Here are the possible HTTP status (error) codes returned by this Web service endpoint.

On error code and the specific error, a different message description can be issued (meaning a different error has been returned).

  • Code:200
    • Message: OK
  • Code:400
    • Message: Bad Request
    • Message description: The Search web service endpoint is not geo-enabled. Please modify your query such that it does not use any geo feature such as the distance_filter and the range_filter parameters.

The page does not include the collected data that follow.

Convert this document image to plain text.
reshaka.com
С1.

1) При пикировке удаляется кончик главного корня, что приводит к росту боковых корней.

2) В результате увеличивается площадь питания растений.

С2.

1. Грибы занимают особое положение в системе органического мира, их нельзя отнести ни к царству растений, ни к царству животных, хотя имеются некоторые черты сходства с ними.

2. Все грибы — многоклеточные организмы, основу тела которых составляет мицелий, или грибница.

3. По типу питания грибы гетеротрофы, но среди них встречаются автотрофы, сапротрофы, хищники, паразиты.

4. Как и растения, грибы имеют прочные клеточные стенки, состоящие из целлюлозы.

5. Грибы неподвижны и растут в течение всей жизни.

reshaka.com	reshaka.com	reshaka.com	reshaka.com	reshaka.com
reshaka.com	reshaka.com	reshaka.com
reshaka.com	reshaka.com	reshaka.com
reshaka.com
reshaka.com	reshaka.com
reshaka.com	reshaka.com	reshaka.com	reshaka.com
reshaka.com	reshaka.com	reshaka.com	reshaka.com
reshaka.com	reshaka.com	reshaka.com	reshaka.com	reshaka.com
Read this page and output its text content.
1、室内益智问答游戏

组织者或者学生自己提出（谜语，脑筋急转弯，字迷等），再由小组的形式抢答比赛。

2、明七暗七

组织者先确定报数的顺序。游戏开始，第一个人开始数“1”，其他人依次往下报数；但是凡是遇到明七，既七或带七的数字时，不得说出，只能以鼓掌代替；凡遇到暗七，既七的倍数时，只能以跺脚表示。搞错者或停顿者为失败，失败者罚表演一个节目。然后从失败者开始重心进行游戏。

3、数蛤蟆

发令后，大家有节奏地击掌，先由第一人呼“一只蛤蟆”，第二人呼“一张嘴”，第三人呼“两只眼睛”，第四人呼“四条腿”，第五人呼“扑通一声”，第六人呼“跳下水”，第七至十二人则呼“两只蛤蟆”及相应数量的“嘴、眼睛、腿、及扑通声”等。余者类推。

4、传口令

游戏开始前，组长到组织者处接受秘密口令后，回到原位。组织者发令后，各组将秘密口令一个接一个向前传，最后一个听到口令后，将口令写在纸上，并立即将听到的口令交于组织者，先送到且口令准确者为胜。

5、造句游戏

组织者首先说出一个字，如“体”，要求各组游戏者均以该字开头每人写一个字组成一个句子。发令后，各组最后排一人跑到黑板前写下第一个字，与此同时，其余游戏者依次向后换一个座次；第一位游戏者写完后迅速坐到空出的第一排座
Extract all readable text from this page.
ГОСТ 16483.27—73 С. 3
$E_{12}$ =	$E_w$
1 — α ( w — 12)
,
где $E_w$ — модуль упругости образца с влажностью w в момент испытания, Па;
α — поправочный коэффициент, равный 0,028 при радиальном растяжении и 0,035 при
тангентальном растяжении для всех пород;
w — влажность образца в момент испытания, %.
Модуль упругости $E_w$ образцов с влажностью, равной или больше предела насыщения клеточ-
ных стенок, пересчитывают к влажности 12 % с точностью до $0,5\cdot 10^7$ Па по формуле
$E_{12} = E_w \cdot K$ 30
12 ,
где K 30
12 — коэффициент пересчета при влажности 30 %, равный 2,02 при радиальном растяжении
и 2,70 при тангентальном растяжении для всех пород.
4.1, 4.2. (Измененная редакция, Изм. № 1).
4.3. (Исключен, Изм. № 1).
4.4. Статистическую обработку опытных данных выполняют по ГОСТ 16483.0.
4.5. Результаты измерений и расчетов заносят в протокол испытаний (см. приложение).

    • Message description: No query specified for this request
    • Message description: The number of items returned per request has to be greater than 0 and lesser than 128
    • Message description: No dataset accessible by that user
    • Message description: No requester IP available
    • Message description: No Web service URI available
    • Message description: Target Web service XYZ not registered to this Web Services Framework
    • Message description: No access defined for this requester IP XYZ, dataset (XYZ) and Web service (XYZ)
    • Message description: The target Web service (XYZ) needs create access and the requested user (XYZ) doesn't have this access for that dataset (XYZ)
    • Message description: The target Web service (XYZ) needs read access and the requested user (XYZ) doesn't have this access for that dataset (XYZ)
    • Message description: The target Web service (XYZ) needs update access and the requested user (XYZ) doesn't have this access for that dataset (XYZ)
    • Message description: The target Web service (XYZ) needs delete access and the requested user (XYZ) doesn't have this access for that dataset (XYZ)
  • Code:406
    • Message: Not Acceptable
    • Message description: Unacceptable mime type requested
  • Code:500
    • Message:Internal Error